Of course, Alan "Bubbles" Greenspan take on all this is that he was just lucky:
Since then, I have often wondered why nobody in Washington showed any interest in hearing exactly how I arrived at my conclusions that the housing bubble would burst when it did and that it could cripple the big financial institutions. A week ago I learned the answer when Al Hunt of Bloomberg Television, who had read Michael Lewis’s book, “The Big Short,” which includes the story of my predictions, asked Mr. Greenspan directly. The former Fed chairman responded that my insights had been a “statistical illusion.” Perhaps, he suggested, I was just a supremely lucky flipper of coins.If Greenspan had no naysayers talking to him, it was because, as Paul Krugman so ably notes, it was, "Because Greenspan insulated himself from people who told him what he didn’t want to hear."

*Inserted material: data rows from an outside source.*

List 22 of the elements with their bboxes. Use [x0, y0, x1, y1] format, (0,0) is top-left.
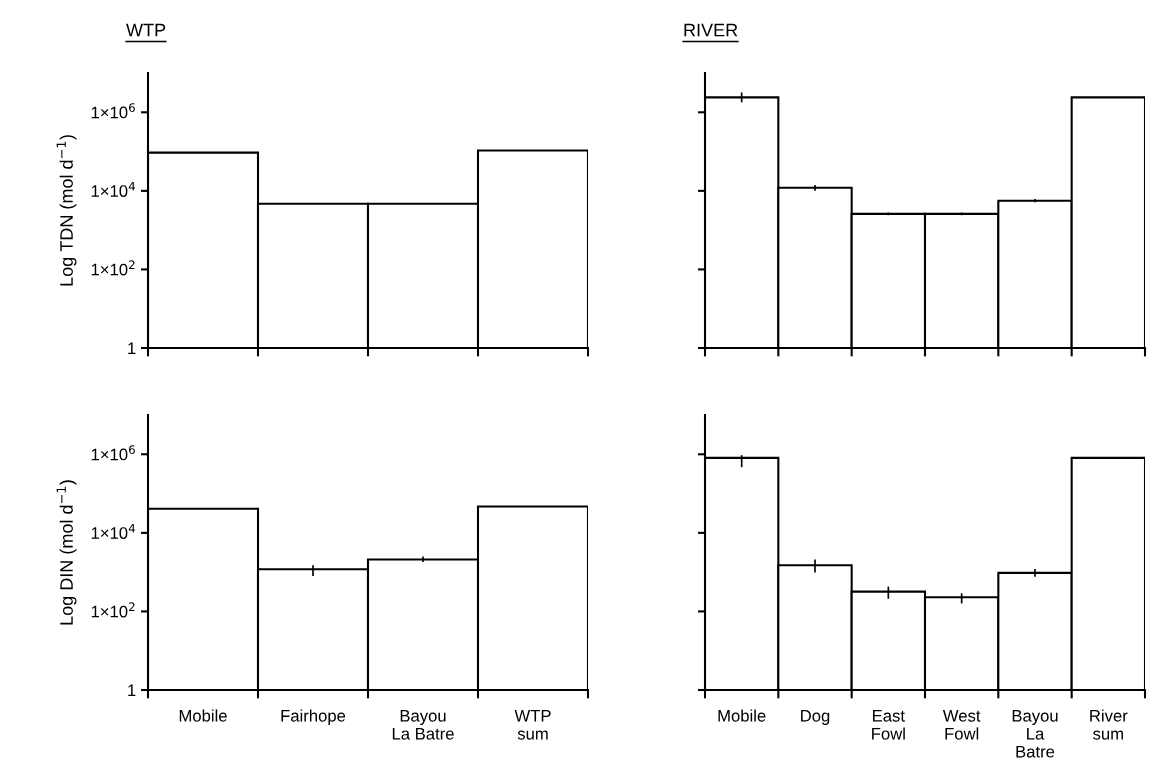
x-tick-label: River sum [1090, 709, 1128, 740]
x-tick-label: Dog [801, 710, 830, 725]
x-tick-label: Mobile [718, 709, 766, 722]
x-tick-label: Bayou La Batre [392, 710, 454, 740]
x-tick-label: Bayou La Batre [1012, 710, 1058, 758]
x-tick-label: Mobile [179, 709, 227, 722]
y-axis-title: Log TDN (mol d$^{−1}$) [56, 135, 77, 286]
x-tick-label: WTP sum [514, 710, 551, 740]
x-tick-label: Fairhope [281, 709, 346, 725]
y-tick-label: 1 [128, 684, 136, 697]
y-tick-label: 1×10$^{6}$ [91, 445, 135, 461]
y-tick-label: 1 [128, 342, 136, 355]
y-tick-label: 1×10$^{6}$ [91, 103, 135, 119]
x-tick-label: East Fowl [872, 710, 905, 740]
y-tick-label: 1×10$^{4}$ [91, 523, 135, 539]
chart-title: RIVER [684, 23, 738, 37]
x-tick-label: West Fowl [942, 710, 981, 740]
y-axis-title: Log DIN (mol d$^{−1}$) [56, 480, 77, 625]
y-tick-label: 1×10$^{2}$ [91, 260, 135, 276]
y-tick-label: 1×10$^{2}$ [91, 602, 135, 618]
y-tick-label: 1×10$^{4}$ [91, 181, 135, 197]
chart-title: WTP [126, 23, 166, 37]
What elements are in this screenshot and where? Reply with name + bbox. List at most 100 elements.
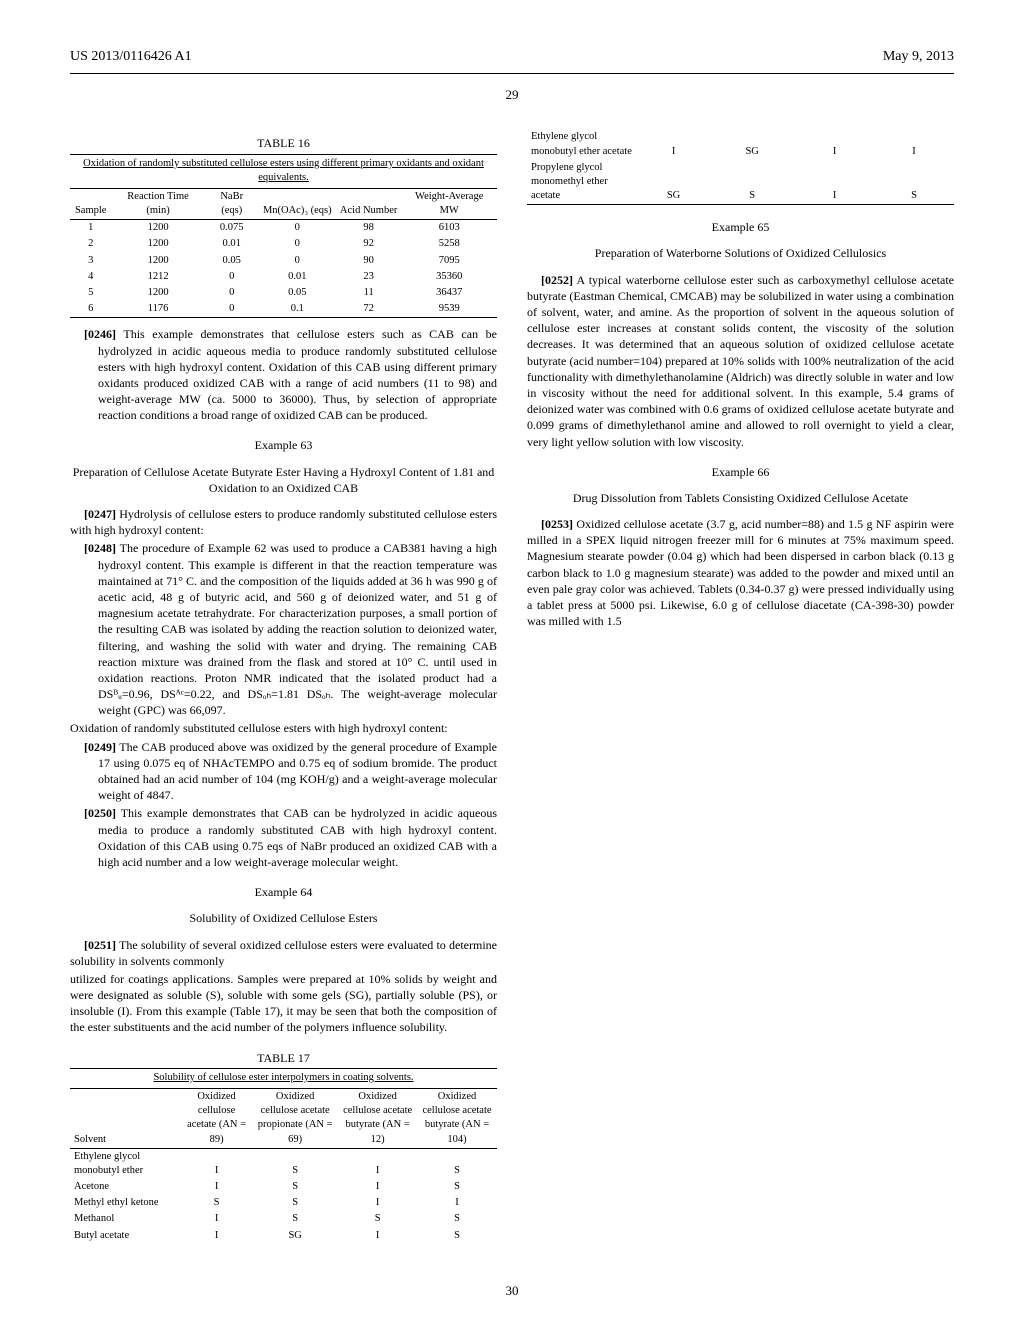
example-65-title: Example 65 bbox=[527, 219, 954, 235]
table-cell: 9539 bbox=[401, 301, 497, 318]
example-64-title: Example 64 bbox=[70, 884, 497, 900]
table-cell: S bbox=[338, 1211, 417, 1227]
table-cell: Methanol bbox=[70, 1211, 181, 1227]
table-cell: 98 bbox=[336, 220, 402, 237]
page-number: 29 bbox=[70, 86, 954, 104]
table-cell: 0.1 bbox=[259, 301, 336, 318]
para-num-0253: [0253] bbox=[541, 517, 573, 531]
table-cell: I bbox=[338, 1228, 417, 1244]
table-cell: I bbox=[795, 160, 874, 205]
table-cell: 7095 bbox=[401, 253, 497, 269]
para-text-0250: This example demonstrates that CAB can b… bbox=[98, 806, 497, 869]
table-cell: 0.01 bbox=[259, 269, 336, 285]
table-cell: 5258 bbox=[401, 236, 497, 252]
para-text-0252: A typical waterborne cellulose ester suc… bbox=[527, 273, 954, 449]
footer-page-number: 30 bbox=[0, 1282, 1024, 1300]
table-cell: 72 bbox=[336, 301, 402, 318]
para-num-0252: [0252] bbox=[541, 273, 573, 287]
table-cell: 36437 bbox=[401, 285, 497, 301]
example-63-title: Example 63 bbox=[70, 437, 497, 453]
table-row: Propylene glycol monomethyl ether acetat… bbox=[527, 160, 954, 205]
table-cell: 11 bbox=[336, 285, 402, 301]
table-cell: 5 bbox=[70, 285, 111, 301]
table-row: 6117600.1729539 bbox=[70, 301, 497, 318]
table-row: Butyl acetateISGIS bbox=[70, 1228, 497, 1244]
table-cell: 6 bbox=[70, 301, 111, 318]
table16-col-4: Acid Number bbox=[336, 188, 402, 219]
para-0252: [0252] A typical waterborne cellulose es… bbox=[527, 272, 954, 450]
para-0251: [0251] The solubility of several oxidize… bbox=[70, 937, 497, 969]
para-0249: [0249] The CAB produced above was oxidiz… bbox=[70, 739, 497, 804]
table-cell: SG bbox=[252, 1228, 338, 1244]
table-cell: 0 bbox=[205, 285, 259, 301]
table-cell: 0 bbox=[259, 253, 336, 269]
table-row: Methyl ethyl ketoneSSII bbox=[70, 1195, 497, 1211]
content-columns: TABLE 16 Oxidation of randomly substitut… bbox=[70, 129, 954, 1249]
table-cell: 90 bbox=[336, 253, 402, 269]
oxidation-header: Oxidation of randomly substituted cellul… bbox=[70, 720, 497, 736]
table-cell: S bbox=[181, 1195, 252, 1211]
table-cell: 23 bbox=[336, 269, 402, 285]
table-cell: 1200 bbox=[111, 253, 204, 269]
table-cell: Propylene glycol monomethyl ether acetat… bbox=[527, 160, 638, 205]
table16-label: TABLE 16 bbox=[70, 135, 497, 151]
table16-col-2: NaBr (eqs) bbox=[205, 188, 259, 219]
example-63-subtitle: Preparation of Cellulose Acetate Butyrat… bbox=[70, 464, 497, 496]
example-66-subtitle: Drug Dissolution from Tablets Consisting… bbox=[527, 490, 954, 506]
col2-top: utilized for coatings applications. Samp… bbox=[70, 971, 497, 1036]
table-cell: S bbox=[417, 1148, 497, 1179]
table16-col-0: Sample bbox=[70, 188, 111, 219]
table-row: AcetoneISIS bbox=[70, 1179, 497, 1195]
table-cell: 1176 bbox=[111, 301, 204, 318]
table16: Oxidation of randomly substituted cellul… bbox=[70, 154, 497, 319]
table-cell: I bbox=[338, 1148, 417, 1179]
table-cell: 0.075 bbox=[205, 220, 259, 237]
table-cell: 1212 bbox=[111, 269, 204, 285]
table-row: 312000.050907095 bbox=[70, 253, 497, 269]
table-cell: S bbox=[252, 1211, 338, 1227]
table-cell: 0.05 bbox=[205, 253, 259, 269]
example-65-subtitle: Preparation of Waterborne Solutions of O… bbox=[527, 245, 954, 261]
table-cell: I bbox=[181, 1211, 252, 1227]
table17-col-0: Solvent bbox=[70, 1089, 181, 1149]
table-cell: 92 bbox=[336, 236, 402, 252]
table-row: 5120000.051136437 bbox=[70, 285, 497, 301]
table16-col-1: Reaction Time (min) bbox=[111, 188, 204, 219]
para-num-0248: [0248] bbox=[84, 541, 116, 555]
table-cell: SG bbox=[638, 160, 709, 205]
para-num-0250: [0250] bbox=[84, 806, 116, 820]
publication-number: US 2013/0116426 A1 bbox=[70, 48, 192, 67]
table-row: 4121200.012335360 bbox=[70, 269, 497, 285]
table-cell: S bbox=[709, 160, 795, 205]
table-cell: 2 bbox=[70, 236, 111, 252]
para-text-0248: The procedure of Example 62 was used to … bbox=[98, 541, 497, 717]
para-text-0246: This example demonstrates that cellulose… bbox=[98, 327, 497, 422]
para-text-0247: Hydrolysis of cellulose esters to produc… bbox=[70, 507, 497, 537]
table-cell: 35360 bbox=[401, 269, 497, 285]
para-text-0253: Oxidized cellulose acetate (3.7 g, acid … bbox=[527, 517, 954, 628]
table-cell: 0 bbox=[205, 301, 259, 318]
table-cell: 0 bbox=[259, 220, 336, 237]
table17-col-4: Oxidized cellulose acetate butyrate (AN … bbox=[417, 1089, 497, 1149]
table-cell: 6103 bbox=[401, 220, 497, 237]
table16-col-3: Mn(OAc)₃ (eqs) bbox=[259, 188, 336, 219]
table-cell: 1 bbox=[70, 220, 111, 237]
page: US 2013/0116426 A1 May 9, 2013 29 TABLE … bbox=[0, 0, 1024, 1320]
table-cell: Ethylene glycol monobutyl ether bbox=[70, 1148, 181, 1179]
para-0246: [0246] This example demonstrates that ce… bbox=[70, 326, 497, 423]
table17-col-2: Oxidized cellulose acetate propionate (A… bbox=[252, 1089, 338, 1149]
page-header: US 2013/0116426 A1 May 9, 2013 bbox=[70, 48, 954, 67]
table-cell: 0 bbox=[259, 236, 336, 252]
table-cell: SG bbox=[709, 129, 795, 159]
table-cell: I bbox=[795, 129, 874, 159]
para-text-0251: The solubility of several oxidized cellu… bbox=[70, 938, 497, 968]
table-cell: Ethylene glycol monobutyl ether acetate bbox=[527, 129, 638, 159]
table-cell: 1200 bbox=[111, 236, 204, 252]
example-66-title: Example 66 bbox=[527, 464, 954, 480]
table-cell: I bbox=[417, 1195, 497, 1211]
table-cell: I bbox=[181, 1179, 252, 1195]
table-row: 212000.010925258 bbox=[70, 236, 497, 252]
table-cell: Butyl acetate bbox=[70, 1228, 181, 1244]
table-cell: 3 bbox=[70, 253, 111, 269]
table-row: Ethylene glycol monobutyl etherISIS bbox=[70, 1148, 497, 1179]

Mr. Greenspan said that he sat through innumerable meetings at the Fed with crack economists, and not one of them warned of the problems that were to come. By Mr. Greenspan’s logic, anyone who might have foreseen the housing bubble would have been invited into the ivory tower, so if all those who were there did not hear it, then no one could have said it.
Krugman notes a number of people, Dean Baker, Robert Shiller, himself, etc., and notes that Greenspan's alibis are an artifact of his lack of menschlichkeit (integrity).
I would actually go further: He actually had a political and electoral purpose to his policies, which was that he held, and kept rates low, and encouraged things like exotic mortgages, because he wanted the Republicans in general, and George W. Bush in particular, to implement policies that he supported, such as the dismantling of Social Security, and by propping up the economy, he put the wind at their backs.
The independent Federal Reserve is largely a myth, and treating it as such leaves us with people like Alan Greenspan running the show to the detriment of everyone else.
*Hell, I was issuing dire warnings on the by invitation only Stellar Parthenon BBS regarding what I thought was, and is, an over valued US dollar and increasing interest rates KOing the housing market in 2004, so I was right about there being a housing bubble, and the effects of low interest rates, but wrong, at least so far, as to the mechanism for the collapse of it all.
2 comments :
My father's comment on Greenspan -- my father's 85 years old, grew up in depression, night school & GI bill, spent his life in finance, starting as bill collector, working up, becoming CFO at several large corporations --"Greenspan? Greenspan's a whore." That's all he has to say on that topic.
Greenspan isn't so much a whore as he is a mole, wound up and sent on his way by Ayn Rand.